The key is 4 year scholarships. That at least helps.
Alabama has them per their message boards, but medicals are counted in 4 year scholarships.
i agree that would help. You would almost have to have a greater penalty for players who want to transfer to another D1 team then. if the school is going to commit to a player for 4 years, then the players need to be less likely to bolt at the first sign of adversity also.

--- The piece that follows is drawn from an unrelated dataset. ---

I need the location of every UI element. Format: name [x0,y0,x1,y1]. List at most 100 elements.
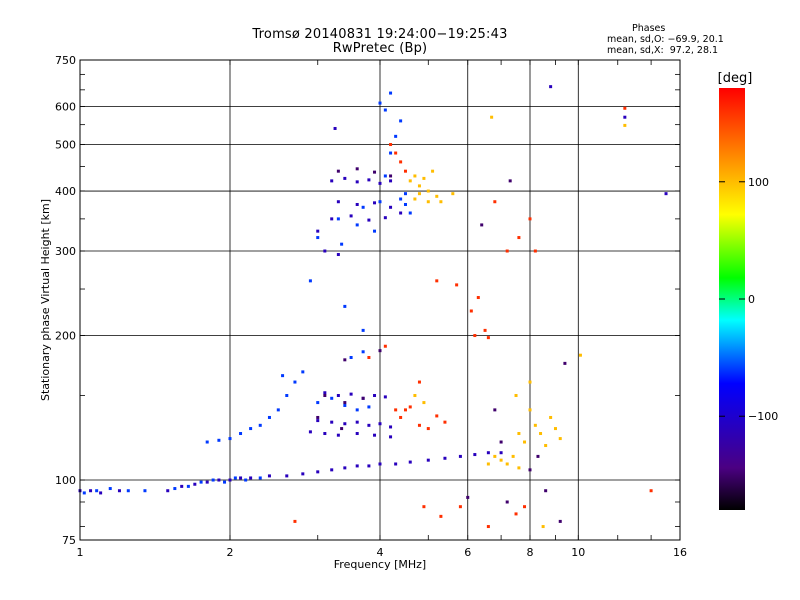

Reinhold Niebuhr? He wrote that Serenity Prayer, which is a good prayer to live by. German? I think he was an American with a German name. But I'm not sure I remember.
I can't change the NCAA, and if somehow I could, and could muster the courage to change it, I doubt I'd have the wisdom to know the difference, except by God's grace. Iconoclast is right, of course, that we live in a sinful world (not just our society, though).
So, why not simplify the rules? Simple, logical rules are harder to break. Oversigning is not allowed. Each school gets 25 scholarships/year in football, and can't have more than 115 players on scholarship at a time. That allows a reasonable number of redshirts, but you absolutely cannot sign more than 25/year. That is reasonable, good for the kids, forbids excess.
Tell me again how signing 22 this year and putting us at 85 is oversigning?
BU signed 94 over a 4 year period vs the 85 allowed on campus.